SBP Cuts Key Interest Rate for 5th Time in 5 Months
The State Bank of Pakistan (SBP) has announced a reduction in the interest rate by 200 basis points, bringing it down to 13 percent, effective from December 17, 2024. This marks the fifth consecutive rate cut by the central bank, following a series of reductions that have cumulatively lowered the policy rate by 900 basis points over the last five monetary policy meetings.
In its statement, the SBP noted a decrease in headline inflation to 4.9 percent year-on-year in November 2024, which aligned with the Monetary Policy Committee’s (MPC) expectations. This decline was primarily due to the continued drop in food inflation and the diminishing impact of the gas tariff hike in November 2023. However, core inflation remains stubbornly high at 9.7 percent, and inflation expectations among consumers and businesses continue to be volatile. The MPC indicated that inflation could remain unpredictable in the short term but is expected to stabilize within the target range over time.
Growth prospects have shown improvement, evidenced by positive high-frequency indicators of economic activity. The MPC’s measured approach of reducing the policy rate aims to control inflation and external account pressures while fostering sustainable economic growth. The committee highlighted several developments that could influence the macroeconomic outlook, such as the current account surplus for the third consecutive month in October 2024, which, along with low financial inflows and substantial official debt repayments, contributed to an increase in the SBP’s foreign exchange reserves to approximately $12 billion. Moreover, global commodity prices remained favorable, positively impacting domestic inflation and the import bill. The committee also observed an increase in credit to the private sector, reflecting improved financial conditions and banks’ efforts to meet their advances-to-deposit ratio targets.
The committee also noted a widening shortfall in tax revenues and emphasized that the cumulative reduction in the policy rate since June 2024 is beginning to show results, which are expected to continue unfolding over the next few quarters. Despite this, the real policy rate remains positively aligned to stabilize inflation within the target range of 5-7 percent.

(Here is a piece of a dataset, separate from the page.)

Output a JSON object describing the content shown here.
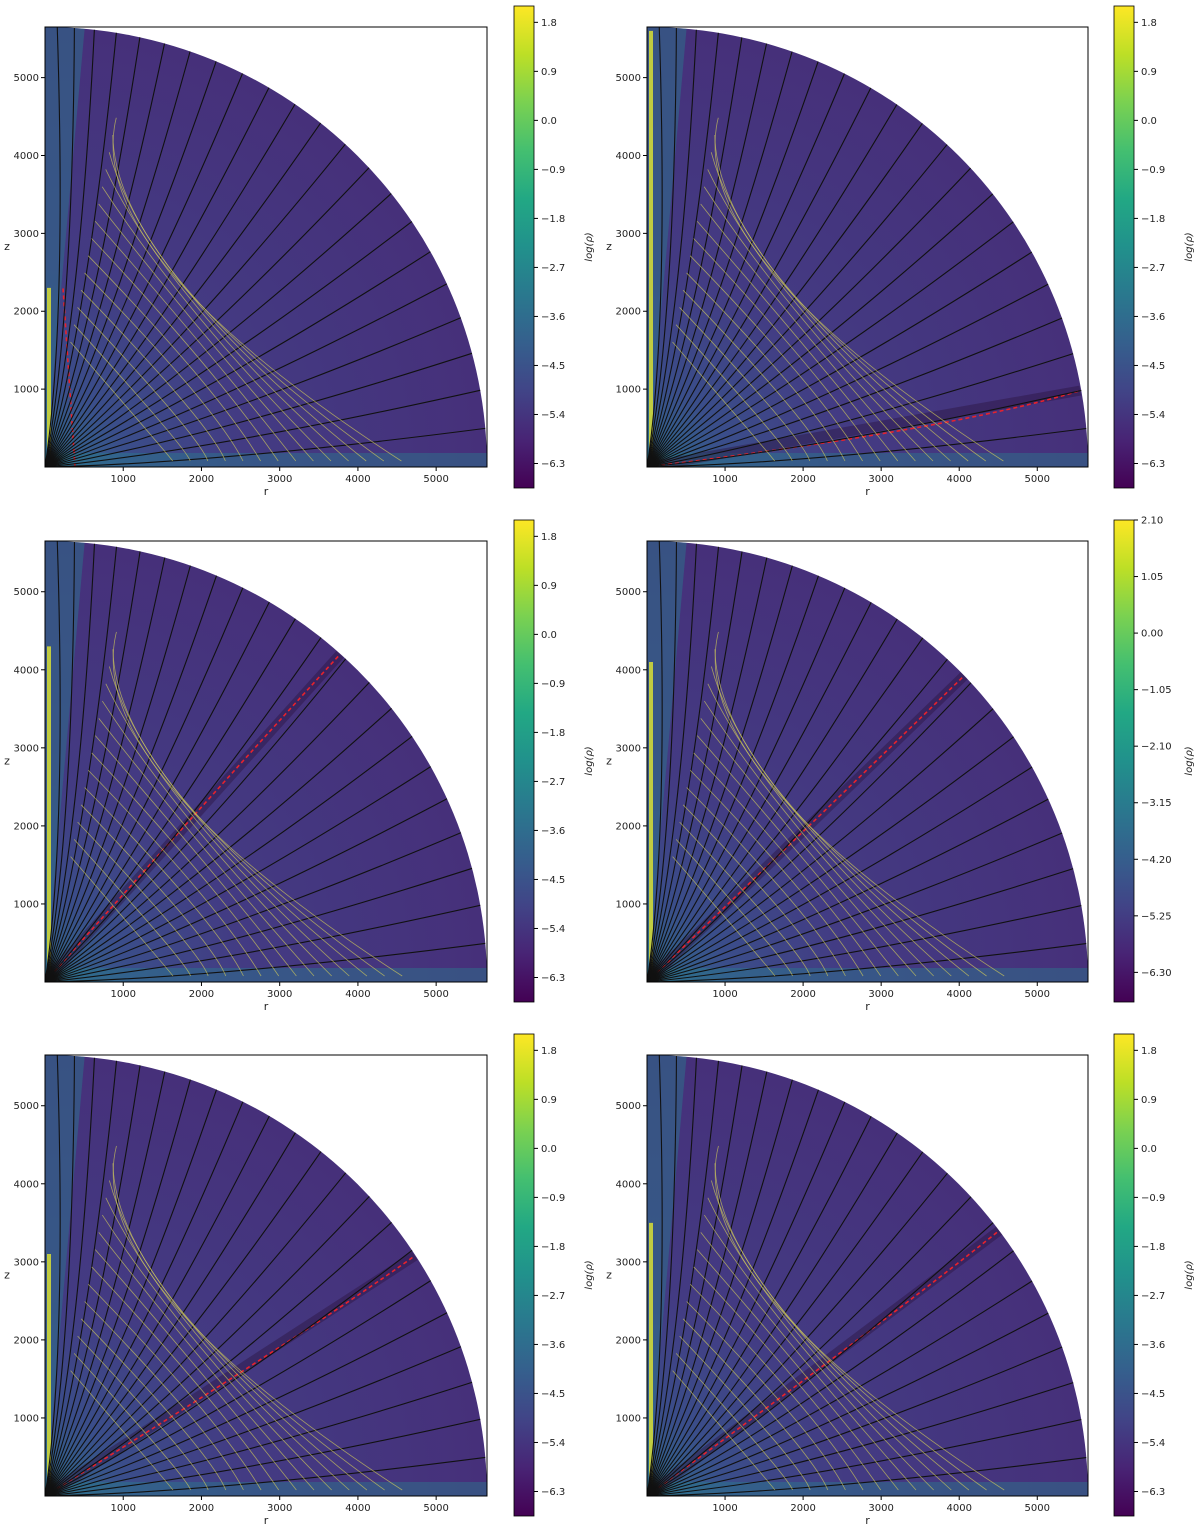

Looking at the real sector, data suggests that the outlook for economic growth is improving. Risks to the agriculture sector have lessened due to better-than-expected cotton arrivals and encouraging initial reports regarding wheat sowing areas. Additionally, activity in the industrial sector is gaining momentum, with key sectors such as textiles, food, automobiles, and petroleum showing strong growth through the first quarter of FY25. The latest high-frequency indicators, including domestic sales of cement, fertilizer, and petroleum products, suggest that industrial activity is likely to maintain this positive momentum, which will benefit the services sector as well.
For the upcoming period, the MPC expects real GDP growth for FY25 to fall within the upper half of the projected range of 2.5-3.5 percent, supported by improving business confidence and easing financial conditions.
On the external front, Pakistan’s current account continued to improve, posting a surplus of $0.2 billion during the first four months of FY25, driven by strong remittances and exports. Exports grew by 8.7 percent, led by high-value-added textiles, rice, and petroleum exports. Favorable global commodity prices helped contain the import bill, despite rising import volumes. These factors, along with narrowing exchange rate gaps and favorable policies, are expected to keep the current account deficit close to the lower end of the projected 0-1 percent of GDP range in FY25, enabling SBP’s foreign exchange reserves to surpass $13 billion by June 2025.
The fiscal sector showed improvements, with FBR revenues growing by 23 percent year-on-year during July-November FY25. However, this growth falls short of the required target to meet annual revenue goals. On the expenditure side, lower interest rates have led to savings in domestic debt interest payments, which will help contain the fiscal deficit. However, achieving the targeted primary surplus remains a challenge, underscoring the need for fiscal reforms and expanded tax bases.
In terms of money and credit, broad money growth slowed to 13.9 percent year-on-year by November, driven by a decline in government borrowing and an increase in the net foreign assets (NFA) of the banking system. Banks’ lending to the private sector accelerated, reflecting easing financial conditions. Additionally, credit to private businesses and consumer financing saw a notable rise in October 2024.
Headline inflation further decreased to 4.9 percent year-on-year in November, down from 7.2 percent in the previous month, driven by a favorable base effect from gas prices and continued moderation in food inflation. The SBP expects inflation in FY25 to average significantly below the earlier forecast range of 11.5-13.5 percent, though risks remain, such as potential fiscal measures to address revenue shortfalls, a resurgence in food inflation, and global commodity price hikes. Despite these risks, the MPC believes the current monetary policy stance remains appropriate to stabilize inflation within the target range.